Figure 2: ENVISAT Satellite
https://earth.esa.int/web/guest/missions/esa-operational-eo-missions/envisat provided 10 years of SAR data mapping from March 2002 to May 2012, five years longer than its designed mission duration. With 10 instruments aboard and at 8 tons, ENVISAT is the largest civilian Earth Observation mission put into space. ENVISAT added new capabilities over ERS with its Advanced Synthetic Aperture Radar (ASAR) sensor including wide swaths, dual polarisation and simultaneous acquisitions from its MERIS sensor.
Sentinel-1 provides enhancements over previous missions in the form of reliability, revisit time, geographical coverage and rapid data dissemination.
Copernicus Sentinel-2 heritage
The spectral band configuration of the Sentinel-2 mission arose as a result of consultation with the user community during the design phase. The existing Copernicus/GMES Service Elements (GSEs) services were developed around the use of LANDSAT and SPOT wavelengths, and the service requirements for Sentinel-2 have these at their core.
Figure 3: Comparison of Spatial Resolution and Wavelength Characteristics of Sentinel-2 MultiSpectral Instrument (MSI), the Operational Land Imager (OLI) On-Board LANDSAT-8, and SPOT 6/7 Instruments [Credits: ESA Special Publication 1322/2]
Narrowing the width of the Sentinel-2 spectral bands limits the influence of atmospheric constituents, including water vapour. The original LANDSAT Near Infra-Red (NIR) band (760-900 nm) was found to be heavily contaminated by water vapour and not sensitive enough to parameters such as soil iron oxide content. The narrowness of the 8a band at 865 nm in the NIR is designed to avoid contamination from water vapour yet still be able to represent the NIR plateau for vegetation and be sensitive to iron oxide content for soil.
Precise aerosol correction of acquired data is enabled by the inclusion of a spectral band in the blue domain at 443 nm (Band 1) in the Sentinel-2 configuration.

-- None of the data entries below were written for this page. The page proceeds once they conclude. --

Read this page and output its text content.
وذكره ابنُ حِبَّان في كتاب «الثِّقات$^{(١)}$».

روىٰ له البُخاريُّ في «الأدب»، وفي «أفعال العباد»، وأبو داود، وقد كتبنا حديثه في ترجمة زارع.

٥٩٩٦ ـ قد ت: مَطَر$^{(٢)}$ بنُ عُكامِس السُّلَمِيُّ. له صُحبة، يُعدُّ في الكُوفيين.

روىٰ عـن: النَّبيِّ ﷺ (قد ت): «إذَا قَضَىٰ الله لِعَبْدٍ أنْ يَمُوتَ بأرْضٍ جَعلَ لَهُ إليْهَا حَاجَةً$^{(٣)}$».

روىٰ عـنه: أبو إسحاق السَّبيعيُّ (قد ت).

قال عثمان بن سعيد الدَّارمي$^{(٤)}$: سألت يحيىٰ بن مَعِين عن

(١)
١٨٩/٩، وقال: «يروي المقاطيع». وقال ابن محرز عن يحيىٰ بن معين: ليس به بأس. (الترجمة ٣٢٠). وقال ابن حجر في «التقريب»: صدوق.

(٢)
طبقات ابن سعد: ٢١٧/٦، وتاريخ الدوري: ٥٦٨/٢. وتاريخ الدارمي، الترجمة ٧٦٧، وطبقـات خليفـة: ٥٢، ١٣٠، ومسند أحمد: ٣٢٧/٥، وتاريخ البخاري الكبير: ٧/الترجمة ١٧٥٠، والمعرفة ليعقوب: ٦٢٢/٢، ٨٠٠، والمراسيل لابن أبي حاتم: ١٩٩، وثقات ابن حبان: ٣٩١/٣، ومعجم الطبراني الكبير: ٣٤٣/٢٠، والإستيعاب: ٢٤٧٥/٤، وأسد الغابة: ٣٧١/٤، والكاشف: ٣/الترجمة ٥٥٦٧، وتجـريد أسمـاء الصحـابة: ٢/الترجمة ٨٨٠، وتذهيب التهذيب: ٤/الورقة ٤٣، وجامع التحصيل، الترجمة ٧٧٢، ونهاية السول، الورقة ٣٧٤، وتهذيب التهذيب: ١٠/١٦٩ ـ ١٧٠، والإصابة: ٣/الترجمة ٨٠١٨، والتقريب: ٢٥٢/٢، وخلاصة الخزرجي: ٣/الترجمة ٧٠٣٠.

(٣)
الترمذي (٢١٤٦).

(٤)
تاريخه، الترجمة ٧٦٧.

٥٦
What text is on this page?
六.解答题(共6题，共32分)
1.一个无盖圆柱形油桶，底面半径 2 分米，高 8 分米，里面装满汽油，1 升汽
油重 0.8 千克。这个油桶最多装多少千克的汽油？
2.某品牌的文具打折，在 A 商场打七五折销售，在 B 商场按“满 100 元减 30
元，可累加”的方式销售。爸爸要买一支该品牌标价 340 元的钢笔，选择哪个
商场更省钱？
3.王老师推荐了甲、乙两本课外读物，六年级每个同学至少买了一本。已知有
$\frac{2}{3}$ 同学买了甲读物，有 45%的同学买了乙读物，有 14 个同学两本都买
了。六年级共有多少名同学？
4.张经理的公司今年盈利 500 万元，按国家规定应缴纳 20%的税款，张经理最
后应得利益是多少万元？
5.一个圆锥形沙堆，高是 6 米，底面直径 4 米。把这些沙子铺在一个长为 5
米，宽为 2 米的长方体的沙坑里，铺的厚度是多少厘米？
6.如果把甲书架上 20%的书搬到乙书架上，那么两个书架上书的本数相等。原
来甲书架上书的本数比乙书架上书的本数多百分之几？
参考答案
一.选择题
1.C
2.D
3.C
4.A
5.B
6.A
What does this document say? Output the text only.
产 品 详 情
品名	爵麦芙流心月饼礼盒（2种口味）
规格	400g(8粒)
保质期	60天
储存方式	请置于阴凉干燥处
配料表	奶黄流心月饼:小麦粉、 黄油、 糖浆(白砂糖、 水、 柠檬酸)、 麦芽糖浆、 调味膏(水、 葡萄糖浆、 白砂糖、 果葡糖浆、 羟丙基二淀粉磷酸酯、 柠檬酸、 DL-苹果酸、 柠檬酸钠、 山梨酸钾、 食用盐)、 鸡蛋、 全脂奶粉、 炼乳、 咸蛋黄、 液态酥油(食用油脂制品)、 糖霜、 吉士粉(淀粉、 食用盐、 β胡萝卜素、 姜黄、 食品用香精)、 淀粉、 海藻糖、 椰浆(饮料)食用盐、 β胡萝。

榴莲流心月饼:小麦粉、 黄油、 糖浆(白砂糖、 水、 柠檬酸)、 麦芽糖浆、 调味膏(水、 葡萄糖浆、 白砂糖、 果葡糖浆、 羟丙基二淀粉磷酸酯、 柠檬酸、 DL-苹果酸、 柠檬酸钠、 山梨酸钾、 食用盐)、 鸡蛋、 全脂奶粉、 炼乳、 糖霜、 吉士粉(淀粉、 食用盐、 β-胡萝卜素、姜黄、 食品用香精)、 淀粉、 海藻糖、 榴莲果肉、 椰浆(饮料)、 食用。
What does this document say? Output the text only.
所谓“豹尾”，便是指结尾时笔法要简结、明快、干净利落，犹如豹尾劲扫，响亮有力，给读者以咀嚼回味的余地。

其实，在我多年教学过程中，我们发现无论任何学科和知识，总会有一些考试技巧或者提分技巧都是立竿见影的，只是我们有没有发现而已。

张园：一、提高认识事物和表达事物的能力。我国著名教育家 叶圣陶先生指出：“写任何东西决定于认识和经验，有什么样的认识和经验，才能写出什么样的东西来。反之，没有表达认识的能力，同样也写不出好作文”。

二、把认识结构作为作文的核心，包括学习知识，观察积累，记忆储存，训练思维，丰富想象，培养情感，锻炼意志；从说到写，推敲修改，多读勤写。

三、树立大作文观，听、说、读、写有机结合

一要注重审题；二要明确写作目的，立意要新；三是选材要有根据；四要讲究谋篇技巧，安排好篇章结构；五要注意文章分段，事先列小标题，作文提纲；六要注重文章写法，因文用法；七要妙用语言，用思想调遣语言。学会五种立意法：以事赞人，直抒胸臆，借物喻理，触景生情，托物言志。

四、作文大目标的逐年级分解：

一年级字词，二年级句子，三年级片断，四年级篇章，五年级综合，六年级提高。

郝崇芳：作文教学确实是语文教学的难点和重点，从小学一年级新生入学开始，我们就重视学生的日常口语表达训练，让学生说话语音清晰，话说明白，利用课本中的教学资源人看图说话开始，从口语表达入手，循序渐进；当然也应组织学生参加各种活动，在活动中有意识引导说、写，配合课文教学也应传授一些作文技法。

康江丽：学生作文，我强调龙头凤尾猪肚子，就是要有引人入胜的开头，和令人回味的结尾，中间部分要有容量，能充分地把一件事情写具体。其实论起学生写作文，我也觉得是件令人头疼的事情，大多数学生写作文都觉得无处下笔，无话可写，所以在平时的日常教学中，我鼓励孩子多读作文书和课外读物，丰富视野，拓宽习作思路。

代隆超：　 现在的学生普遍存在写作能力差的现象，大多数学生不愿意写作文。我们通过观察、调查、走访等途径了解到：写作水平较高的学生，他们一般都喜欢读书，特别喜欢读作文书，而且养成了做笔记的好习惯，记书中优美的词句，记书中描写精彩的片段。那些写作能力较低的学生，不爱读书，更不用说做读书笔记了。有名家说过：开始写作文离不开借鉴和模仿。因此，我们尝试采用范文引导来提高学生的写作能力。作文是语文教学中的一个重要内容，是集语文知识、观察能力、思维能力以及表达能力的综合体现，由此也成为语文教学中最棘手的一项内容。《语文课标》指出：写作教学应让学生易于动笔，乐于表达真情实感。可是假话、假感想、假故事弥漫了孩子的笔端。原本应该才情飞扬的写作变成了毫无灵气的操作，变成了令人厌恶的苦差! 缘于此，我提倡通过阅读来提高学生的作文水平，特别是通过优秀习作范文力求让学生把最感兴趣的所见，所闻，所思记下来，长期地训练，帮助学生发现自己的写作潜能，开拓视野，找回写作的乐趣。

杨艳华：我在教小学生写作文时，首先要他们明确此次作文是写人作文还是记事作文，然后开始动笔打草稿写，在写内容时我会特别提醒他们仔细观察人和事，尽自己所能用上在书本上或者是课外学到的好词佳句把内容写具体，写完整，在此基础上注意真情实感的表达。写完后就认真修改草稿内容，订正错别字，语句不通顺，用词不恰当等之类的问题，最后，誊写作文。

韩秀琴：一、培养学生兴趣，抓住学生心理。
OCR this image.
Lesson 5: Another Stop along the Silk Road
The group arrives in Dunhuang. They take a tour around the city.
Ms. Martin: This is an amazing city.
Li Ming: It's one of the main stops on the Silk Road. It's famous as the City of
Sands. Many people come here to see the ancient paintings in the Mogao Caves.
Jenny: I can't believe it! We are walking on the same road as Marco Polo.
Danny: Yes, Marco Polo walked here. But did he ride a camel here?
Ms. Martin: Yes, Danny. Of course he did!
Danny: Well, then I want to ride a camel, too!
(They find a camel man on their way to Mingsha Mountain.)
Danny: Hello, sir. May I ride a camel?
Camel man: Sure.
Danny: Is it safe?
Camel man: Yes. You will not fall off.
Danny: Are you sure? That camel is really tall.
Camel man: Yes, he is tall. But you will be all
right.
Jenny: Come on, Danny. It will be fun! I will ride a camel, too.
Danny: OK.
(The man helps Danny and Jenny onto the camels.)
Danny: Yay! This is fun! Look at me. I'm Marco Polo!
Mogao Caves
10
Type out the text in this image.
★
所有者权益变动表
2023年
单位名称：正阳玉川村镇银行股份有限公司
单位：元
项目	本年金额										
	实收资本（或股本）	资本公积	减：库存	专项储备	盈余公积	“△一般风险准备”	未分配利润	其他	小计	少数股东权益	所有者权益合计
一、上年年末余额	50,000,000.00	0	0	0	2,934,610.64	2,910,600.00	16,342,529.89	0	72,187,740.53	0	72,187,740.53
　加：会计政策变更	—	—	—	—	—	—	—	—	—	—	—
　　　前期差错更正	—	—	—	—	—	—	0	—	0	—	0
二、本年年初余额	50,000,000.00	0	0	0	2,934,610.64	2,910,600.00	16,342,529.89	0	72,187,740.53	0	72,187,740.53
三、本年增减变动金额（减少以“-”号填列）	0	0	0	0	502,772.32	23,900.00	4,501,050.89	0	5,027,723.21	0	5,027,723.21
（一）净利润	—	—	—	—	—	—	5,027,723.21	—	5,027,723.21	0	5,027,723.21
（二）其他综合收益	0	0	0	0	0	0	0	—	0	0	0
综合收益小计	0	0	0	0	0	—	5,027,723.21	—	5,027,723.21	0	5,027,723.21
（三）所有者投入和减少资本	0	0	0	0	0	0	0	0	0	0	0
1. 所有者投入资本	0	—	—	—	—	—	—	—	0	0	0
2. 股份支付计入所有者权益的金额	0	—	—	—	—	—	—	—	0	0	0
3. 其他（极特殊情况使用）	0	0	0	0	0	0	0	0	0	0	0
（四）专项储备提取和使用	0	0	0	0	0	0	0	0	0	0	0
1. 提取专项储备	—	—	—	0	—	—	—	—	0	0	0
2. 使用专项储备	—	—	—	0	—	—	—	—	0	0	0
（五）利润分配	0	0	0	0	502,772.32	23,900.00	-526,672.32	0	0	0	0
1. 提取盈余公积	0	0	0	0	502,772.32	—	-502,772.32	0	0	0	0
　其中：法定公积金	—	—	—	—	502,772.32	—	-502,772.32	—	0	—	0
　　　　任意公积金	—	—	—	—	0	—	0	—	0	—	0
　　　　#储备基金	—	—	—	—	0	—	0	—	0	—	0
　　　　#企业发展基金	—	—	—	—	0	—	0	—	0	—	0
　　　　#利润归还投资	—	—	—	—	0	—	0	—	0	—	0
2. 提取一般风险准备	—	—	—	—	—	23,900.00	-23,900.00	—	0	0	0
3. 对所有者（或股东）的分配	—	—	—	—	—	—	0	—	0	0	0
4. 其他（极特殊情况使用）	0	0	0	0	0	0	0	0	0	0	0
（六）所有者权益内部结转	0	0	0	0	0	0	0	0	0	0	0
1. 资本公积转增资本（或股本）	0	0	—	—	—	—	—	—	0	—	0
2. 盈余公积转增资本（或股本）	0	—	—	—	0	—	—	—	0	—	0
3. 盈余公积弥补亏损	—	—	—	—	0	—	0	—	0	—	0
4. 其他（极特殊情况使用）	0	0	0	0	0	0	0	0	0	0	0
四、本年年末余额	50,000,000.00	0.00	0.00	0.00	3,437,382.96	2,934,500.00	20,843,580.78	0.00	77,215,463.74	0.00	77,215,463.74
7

The 443 nm band was used in previous missions: for the calculation of the ENVISAT MERIS Global Vegetation Index (MGVI), and in atmospheric corrections for NASA's MODIS sensor.
Due to its potential impact on reflectance values, its use as an indicator in weather forecasting and its role in the trapping of incoming solar radiation, the presence of cirrus cloud needs to be addressed. Adding a spectral band at 1 375 nm (band 10) enables cirrus detection. The correction of data for thin cirrus can be managed using Visible to Near Infra-Red (VNIR) band information. This band is included in the MODIS instruments as band 26, and its is used in current US multispectral missions such as LANDSAT-8 and the Visible Infrared Imaging Radiometer Suite (VIIRS).